# Costly buildworlds versus using the ports versions



## getopt (Jul 16, 2014)

FreeBSD releases have included some third party software that is also available in the ports tree. Now those preferring to build the system (we do not talk about using freebsd-update here) and ports instead of fetching binaries have to rebuild world, if a security advisory has been issued. As building and installing world is much more costly than upgrading a port the general question is: what’s the benefit of those included packages?

Take a moment and have a look at the list https://www.freebsd.org/security/advisories.html

Now identify the ports that are also available in the ports tree. Now count how often you could have saved the work rebuilding the whole operating system. And note the frequency of such events and, if you need a grin, who leads the hit list.

Just installing the port version too will just not do the job. Why?  Installworld installs in different directories than installation of ports would do. A problem with the usage of the path is the result. If you installed the ports version, the „system-version“ still exists and can be used by exploits, if it is not updated too. 

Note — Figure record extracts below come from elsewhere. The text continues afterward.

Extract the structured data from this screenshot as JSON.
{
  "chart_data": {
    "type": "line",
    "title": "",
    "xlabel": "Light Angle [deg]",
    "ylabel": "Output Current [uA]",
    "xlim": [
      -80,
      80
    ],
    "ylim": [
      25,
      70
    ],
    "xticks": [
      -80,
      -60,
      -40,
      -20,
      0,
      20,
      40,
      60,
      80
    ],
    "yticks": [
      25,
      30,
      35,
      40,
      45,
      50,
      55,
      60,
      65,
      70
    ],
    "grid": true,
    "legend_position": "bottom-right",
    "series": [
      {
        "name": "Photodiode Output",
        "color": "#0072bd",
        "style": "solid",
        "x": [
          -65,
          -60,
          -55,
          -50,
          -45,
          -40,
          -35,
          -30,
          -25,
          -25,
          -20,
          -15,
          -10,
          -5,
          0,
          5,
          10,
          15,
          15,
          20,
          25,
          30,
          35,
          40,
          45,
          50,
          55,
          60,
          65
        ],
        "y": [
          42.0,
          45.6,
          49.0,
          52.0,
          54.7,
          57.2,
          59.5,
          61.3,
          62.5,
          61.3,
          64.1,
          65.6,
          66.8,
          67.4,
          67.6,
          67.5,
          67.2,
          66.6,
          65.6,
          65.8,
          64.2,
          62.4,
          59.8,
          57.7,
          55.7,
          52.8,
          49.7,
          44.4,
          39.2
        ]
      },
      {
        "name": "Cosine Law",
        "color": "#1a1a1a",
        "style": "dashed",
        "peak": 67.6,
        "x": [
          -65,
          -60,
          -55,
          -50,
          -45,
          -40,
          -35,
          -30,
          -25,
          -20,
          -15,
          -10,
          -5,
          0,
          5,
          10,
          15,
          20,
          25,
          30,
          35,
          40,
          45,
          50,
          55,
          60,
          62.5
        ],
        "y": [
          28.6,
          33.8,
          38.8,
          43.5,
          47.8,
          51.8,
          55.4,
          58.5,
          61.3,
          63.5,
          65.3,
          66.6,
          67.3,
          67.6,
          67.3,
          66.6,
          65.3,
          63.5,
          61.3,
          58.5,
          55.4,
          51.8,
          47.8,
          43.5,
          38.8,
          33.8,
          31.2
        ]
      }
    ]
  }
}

If one would prefer using the ports version instead of the “world-version”, one should prevent building the software on `make buildworld`, by adding WITHOUT options in /etc/src.conf. Having done so, you only have to take care of the ports version.

What are your thoughts/practice on this?


----------



## Uniballer (Jul 16, 2014)

I rebuild world and the kernel because trying to half-ass security problems that have fixes available doesn't suit my mindset.  If I had the port installed I would rebuild that, too.


----------



## SirDice (Jul 16, 2014)

getopt said:
			
		

> Take a moment and have a look at the list https://www.freebsd.org/security/advisories.html
> 
> Now identify the ports that are also available in the ports tree.


That would be BIND and OpenSSL. Nothing else is in the ports. BIND has already been removed from the base on 10.0 and onwards. OpenSSL doesn't have that many security issues, it's only lately that OpenSSL had several issues in short succession. Just look at the advisories for the last few years. There's usually not many of them.



> Now count how often you could have saved the work rebuilding the whole operating system. And note the frequency of such events and, if you need a grin, who leads the hit list.


As I said, only lately have several issues surfaced. The past few years you had to rebuild maybe six or seven times per year. And even those could sometimes be mitigated through other means or involve something that's not used by many people.

But this is why you build from source, if you want something quick use a -RELEASE version and freebsd-update(8).


----------